Shepherded by Blazer and staffed by numerous other noted theatre professionals called "Crossing Guards," the program will be moving to New York for its third year, after two successful seasons in Dayton, Ohio. But the philosophy behind it will not change. Blazer, who co-founded Artist's Crossing with Joseph Bates and Landon Scott Heimbach, believes in fostering not just the acting, singing and dancing talents of a young performer, but in helping him or her to develop as a well-rounded artist and human being.
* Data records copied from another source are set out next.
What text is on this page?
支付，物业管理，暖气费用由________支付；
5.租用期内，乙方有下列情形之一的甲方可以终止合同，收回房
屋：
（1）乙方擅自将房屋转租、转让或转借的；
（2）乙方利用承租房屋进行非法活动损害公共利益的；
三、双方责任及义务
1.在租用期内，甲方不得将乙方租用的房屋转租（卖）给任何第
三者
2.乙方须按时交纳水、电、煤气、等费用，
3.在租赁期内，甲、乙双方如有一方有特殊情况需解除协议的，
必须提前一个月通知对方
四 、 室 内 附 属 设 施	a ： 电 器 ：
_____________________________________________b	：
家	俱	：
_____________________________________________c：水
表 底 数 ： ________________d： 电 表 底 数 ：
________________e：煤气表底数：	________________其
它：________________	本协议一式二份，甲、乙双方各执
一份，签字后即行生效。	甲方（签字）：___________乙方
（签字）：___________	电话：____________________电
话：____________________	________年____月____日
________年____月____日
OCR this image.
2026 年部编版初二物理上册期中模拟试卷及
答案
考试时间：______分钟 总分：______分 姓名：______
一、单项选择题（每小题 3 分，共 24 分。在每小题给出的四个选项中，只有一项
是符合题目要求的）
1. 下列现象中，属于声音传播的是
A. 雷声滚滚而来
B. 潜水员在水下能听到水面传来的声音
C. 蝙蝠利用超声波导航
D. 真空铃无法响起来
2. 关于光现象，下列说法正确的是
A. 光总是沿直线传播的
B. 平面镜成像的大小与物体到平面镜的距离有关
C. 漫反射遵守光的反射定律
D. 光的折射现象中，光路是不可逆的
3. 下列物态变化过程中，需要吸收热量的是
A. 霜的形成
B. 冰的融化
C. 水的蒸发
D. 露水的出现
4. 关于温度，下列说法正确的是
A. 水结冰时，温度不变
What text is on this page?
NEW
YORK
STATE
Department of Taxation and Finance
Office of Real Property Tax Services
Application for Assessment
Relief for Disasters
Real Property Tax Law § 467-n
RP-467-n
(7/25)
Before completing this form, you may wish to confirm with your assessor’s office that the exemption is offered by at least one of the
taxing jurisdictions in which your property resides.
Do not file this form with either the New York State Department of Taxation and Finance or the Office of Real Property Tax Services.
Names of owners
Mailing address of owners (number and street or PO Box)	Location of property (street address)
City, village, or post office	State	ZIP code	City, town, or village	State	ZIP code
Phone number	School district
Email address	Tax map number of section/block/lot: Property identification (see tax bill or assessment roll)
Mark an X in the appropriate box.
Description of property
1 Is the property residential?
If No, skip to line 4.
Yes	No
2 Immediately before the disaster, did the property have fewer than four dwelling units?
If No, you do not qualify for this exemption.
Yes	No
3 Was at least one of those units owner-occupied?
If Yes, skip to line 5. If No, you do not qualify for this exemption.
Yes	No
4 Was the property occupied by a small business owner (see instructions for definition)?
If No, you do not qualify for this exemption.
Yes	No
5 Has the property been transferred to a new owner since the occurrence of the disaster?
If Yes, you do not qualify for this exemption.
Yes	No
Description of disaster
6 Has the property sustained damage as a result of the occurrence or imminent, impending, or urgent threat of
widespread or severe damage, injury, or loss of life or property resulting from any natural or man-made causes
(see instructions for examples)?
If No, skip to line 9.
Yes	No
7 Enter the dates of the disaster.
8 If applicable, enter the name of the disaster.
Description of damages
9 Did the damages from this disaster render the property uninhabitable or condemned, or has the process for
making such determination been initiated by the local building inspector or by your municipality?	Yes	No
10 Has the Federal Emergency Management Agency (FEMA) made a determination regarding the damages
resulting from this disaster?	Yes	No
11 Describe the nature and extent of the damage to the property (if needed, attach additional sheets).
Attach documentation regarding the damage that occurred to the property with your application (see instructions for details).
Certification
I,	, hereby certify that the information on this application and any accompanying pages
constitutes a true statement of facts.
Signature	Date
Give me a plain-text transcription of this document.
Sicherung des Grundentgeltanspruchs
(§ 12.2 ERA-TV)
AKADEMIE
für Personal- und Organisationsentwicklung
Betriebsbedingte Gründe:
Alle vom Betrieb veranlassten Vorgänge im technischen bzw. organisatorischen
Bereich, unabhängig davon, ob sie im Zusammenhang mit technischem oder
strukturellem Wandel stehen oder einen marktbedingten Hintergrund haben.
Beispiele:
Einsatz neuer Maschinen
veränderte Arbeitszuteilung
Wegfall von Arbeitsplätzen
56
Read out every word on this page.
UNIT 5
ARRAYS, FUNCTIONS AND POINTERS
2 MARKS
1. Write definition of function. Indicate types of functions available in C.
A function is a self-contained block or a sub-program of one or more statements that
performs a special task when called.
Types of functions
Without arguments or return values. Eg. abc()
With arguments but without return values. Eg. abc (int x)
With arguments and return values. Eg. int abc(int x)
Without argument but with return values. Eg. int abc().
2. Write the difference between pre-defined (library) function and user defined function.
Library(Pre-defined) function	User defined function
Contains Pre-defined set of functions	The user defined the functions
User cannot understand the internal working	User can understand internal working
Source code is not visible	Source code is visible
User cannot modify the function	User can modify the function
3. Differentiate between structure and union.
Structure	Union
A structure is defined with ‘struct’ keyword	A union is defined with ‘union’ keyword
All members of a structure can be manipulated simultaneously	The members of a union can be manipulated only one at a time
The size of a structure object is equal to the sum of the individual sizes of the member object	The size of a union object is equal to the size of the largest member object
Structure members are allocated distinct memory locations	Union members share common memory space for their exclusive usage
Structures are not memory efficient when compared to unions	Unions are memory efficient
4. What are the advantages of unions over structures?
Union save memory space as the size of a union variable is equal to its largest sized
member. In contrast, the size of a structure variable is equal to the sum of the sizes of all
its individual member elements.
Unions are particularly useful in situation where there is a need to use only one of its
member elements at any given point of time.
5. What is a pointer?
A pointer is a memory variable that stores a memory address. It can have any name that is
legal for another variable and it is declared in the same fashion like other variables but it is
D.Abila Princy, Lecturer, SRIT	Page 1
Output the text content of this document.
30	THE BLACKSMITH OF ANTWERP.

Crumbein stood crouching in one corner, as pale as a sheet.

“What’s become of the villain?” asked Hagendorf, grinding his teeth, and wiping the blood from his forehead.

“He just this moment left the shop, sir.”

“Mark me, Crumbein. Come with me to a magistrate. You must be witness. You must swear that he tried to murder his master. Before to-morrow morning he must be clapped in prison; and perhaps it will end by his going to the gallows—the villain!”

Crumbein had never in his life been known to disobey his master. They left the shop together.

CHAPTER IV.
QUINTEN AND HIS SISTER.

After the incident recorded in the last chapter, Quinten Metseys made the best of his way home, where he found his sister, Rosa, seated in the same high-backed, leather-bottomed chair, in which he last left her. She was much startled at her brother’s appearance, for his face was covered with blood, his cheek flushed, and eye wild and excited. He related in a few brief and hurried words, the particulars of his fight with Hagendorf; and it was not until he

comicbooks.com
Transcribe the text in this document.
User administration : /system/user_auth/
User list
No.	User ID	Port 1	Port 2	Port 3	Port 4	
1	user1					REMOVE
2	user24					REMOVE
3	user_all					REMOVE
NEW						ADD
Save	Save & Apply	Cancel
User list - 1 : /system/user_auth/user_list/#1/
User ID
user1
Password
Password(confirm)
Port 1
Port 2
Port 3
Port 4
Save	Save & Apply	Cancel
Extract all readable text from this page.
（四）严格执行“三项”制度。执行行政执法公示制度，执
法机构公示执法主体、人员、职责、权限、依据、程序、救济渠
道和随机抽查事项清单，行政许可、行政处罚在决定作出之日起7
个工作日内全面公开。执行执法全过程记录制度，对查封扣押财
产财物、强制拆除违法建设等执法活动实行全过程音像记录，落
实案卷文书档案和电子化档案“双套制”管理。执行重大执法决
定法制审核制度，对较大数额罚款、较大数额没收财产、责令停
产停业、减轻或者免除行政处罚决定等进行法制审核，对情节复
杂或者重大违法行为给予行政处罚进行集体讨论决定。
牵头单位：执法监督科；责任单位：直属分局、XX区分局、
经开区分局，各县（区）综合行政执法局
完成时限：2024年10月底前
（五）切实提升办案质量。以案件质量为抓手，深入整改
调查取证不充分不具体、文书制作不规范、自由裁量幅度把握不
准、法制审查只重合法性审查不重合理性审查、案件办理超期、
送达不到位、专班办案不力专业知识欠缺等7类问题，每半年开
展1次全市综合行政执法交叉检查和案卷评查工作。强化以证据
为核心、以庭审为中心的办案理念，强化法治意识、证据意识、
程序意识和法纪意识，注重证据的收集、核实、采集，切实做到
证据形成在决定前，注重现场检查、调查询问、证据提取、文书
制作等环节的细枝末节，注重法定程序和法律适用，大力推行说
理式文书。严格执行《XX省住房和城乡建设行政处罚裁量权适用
It was Blazer's parents who instilled this belief in her, and she credits both as being the guiding spirits behind Artist's Crossing. The daughter of an Italian mother and Polish-Jewish father, she was raised in a big Victorian home in Montclair, NJ…or rather an artist's colony. After meeting during WW2, her parents—both musicians—moved to America and turned the house into a "24/7 convention center," as Blazer describes it. "It attracted artists from around the world—there was music and art, theatre and dance." Growing up in a haven of art and music also gave Blazer a sense of happiness and security: "It was absolutely magnificent, I felt so safe and creative in that house growing up…I guess Artist's Crossing is my way of recreating that!"

She says that Artist's Crossing was a dream of her father's, and is grateful that he lived to see its first year of success. "He's still with me on my shoulder, I gotta tell you. In fact, we have a Walter Blazer Scholarship Fund that we want to get in…My dad was a humanist, and really showed me how much we can do as artists, how much we can give, how much we can learn and create and express ourselves." He also taught them the value of fundraising.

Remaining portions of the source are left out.